Here's what I'm trying to do:
val1 = [26, 27, 24, 25, 29, 28]
val2 = [17, 20, 22, 21]
val3 = [36, 33, 31, 29]
val4 = [20, 18, 17, 22, 21, 23]
vals = {val1, val2, val3, val4}
sum = 0
count = 0
vals.each do |val|
for i in 0..val.size-1 do
#sum += val[i]
p val[i]
++count
end
end
puts sum
puts count
Initially I wanted to just get sum and count, but that wasn't working so I tried printing. I can see that the val[i] isn't working as I intended though.

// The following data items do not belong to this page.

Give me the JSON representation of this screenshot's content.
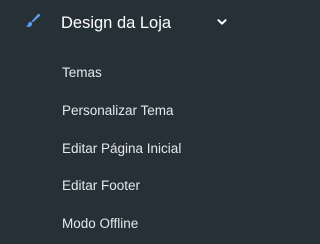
{
  "colors": {
    "background": "#263037",
    "title_text": "#ffffff",
    "item_text": "#e4e8eb",
    "accent_icon": "#5b9be8",
    "chevron": "#ffffff"
  },
  "menu": {
    "icon": "paint-brush-icon",
    "title": "Design da Loja",
    "expanded": true,
    "toggle_icon": "chevron-down-icon",
    "items": [
      {
        "label": "Temas"
      },
      {
        "label": "Personalizar Tema"
      },
      {
        "label": "Editar Página Inicial"
      },
      {
        "label": "Editar Footer"
      },
      {
        "label": "Modo Offline"
      }
    ]
  }
}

I tried doing this:
vals.each do |val|
aux = val.to_a
for i in 0..aux.size-1 do
p aux[i]
++count
end
end
But it had the same results. I'm still trying to learn the basics, so I really have no idea what to do now.

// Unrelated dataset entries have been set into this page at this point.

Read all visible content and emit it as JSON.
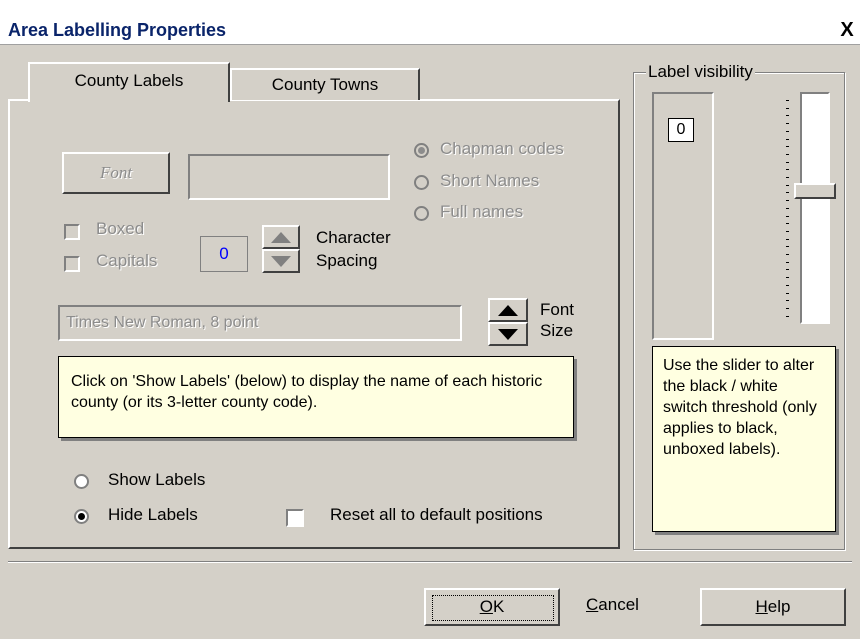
{
  "window": {
    "title": "Area Labelling Properties",
    "close_glyph": "X"
  },
  "tabs": [
    {
      "label": "County Labels",
      "selected": true
    },
    {
      "label": "County Towns",
      "selected": false
    }
  ],
  "font_button": {
    "label": "Font"
  },
  "font_preview": {
    "value": ""
  },
  "label_type": {
    "options": [
      "Chapman codes",
      "Short Names",
      "Full names"
    ],
    "selected": "Chapman codes"
  },
  "boxed": {
    "label": "Boxed",
    "checked": false
  },
  "capitals": {
    "label": "Capitals",
    "checked": false
  },
  "character_spacing": {
    "value": "0",
    "label_line1": "Character",
    "label_line2": "Spacing"
  },
  "font_name": {
    "value": "Times New Roman, 8 point"
  },
  "font_size": {
    "label_line1": "Font",
    "label_line2": "Size"
  },
  "info_note": {
    "text": "Click on 'Show Labels' (below) to display the name of each historic county (or its 3-letter county code)."
  },
  "show_labels": {
    "label": "Show Labels",
    "selected": false
  },
  "hide_labels": {
    "label": "Hide Labels",
    "selected": true
  },
  "reset_positions": {
    "label": "Reset all to default positions",
    "checked": false
  },
  "label_visibility": {
    "title": "Label visibility",
    "value": "0",
    "slider_level": 0.42,
    "note": "Use the slider to alter the black / white switch threshold (only applies to black, unboxed labels)."
  },
  "buttons": {
    "ok": {
      "mnemonic": "O",
      "rest": "K"
    },
    "cancel": {
      "mnemonic": "C",
      "rest": "ancel"
    },
    "help": {
      "mnemonic": "H",
      "rest": "elp"
    }
  },
  "colors": {
    "title_text": "#0a246a",
    "spacing_value": "#0000ff",
    "note_bg": "#ffffe1",
    "dialog_bg": "#d4d0c8"
  }
}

Come on guys this is Ruby!
val1 = [26, 27, 24, 25, 29, 28]
val2 = [17, 20, 22, 21]
val3 = [36, 33, 31, 29]
val4 = [20, 18, 17, 22, 21, 23]
vals = [val1, val2, val3, val4]
To get the sum...
vals.flatten.sum
=> 489
To get the count...
vals.flatten.count
=> 20
You could even return them both in a hash if you wanted...
vals.flatten.instance_eval { {:count => count, :sum => sum}}
=> {:count=>20, :sum=>489}
val1 = [26, 27, 24, 25, 29, 28]
val2 = [17, 20, 22, 21]
val3 = [36, 33, 31, 29]
val4 = [20, 18, 17, 22, 21, 23]
vals = [val1, val2, val3, val4]
sum = 0
count = 0
vals.each do |val|
for i in 0...val.size do
sum += val[i]
p val[i]
count += 1
end
end
puts sum
puts count
This works. {} is not a list, [] is actually a list. When you write {val1, val2, val3, val4} you have created a hash, associative array, with val1 and val3 as keys and val2 and val4 as values. val would be in [val1, val2] form, no wonder you can't sum that up.
BTW, you can use ...size instead of ..size-1 in arrays. But val.each will still be better.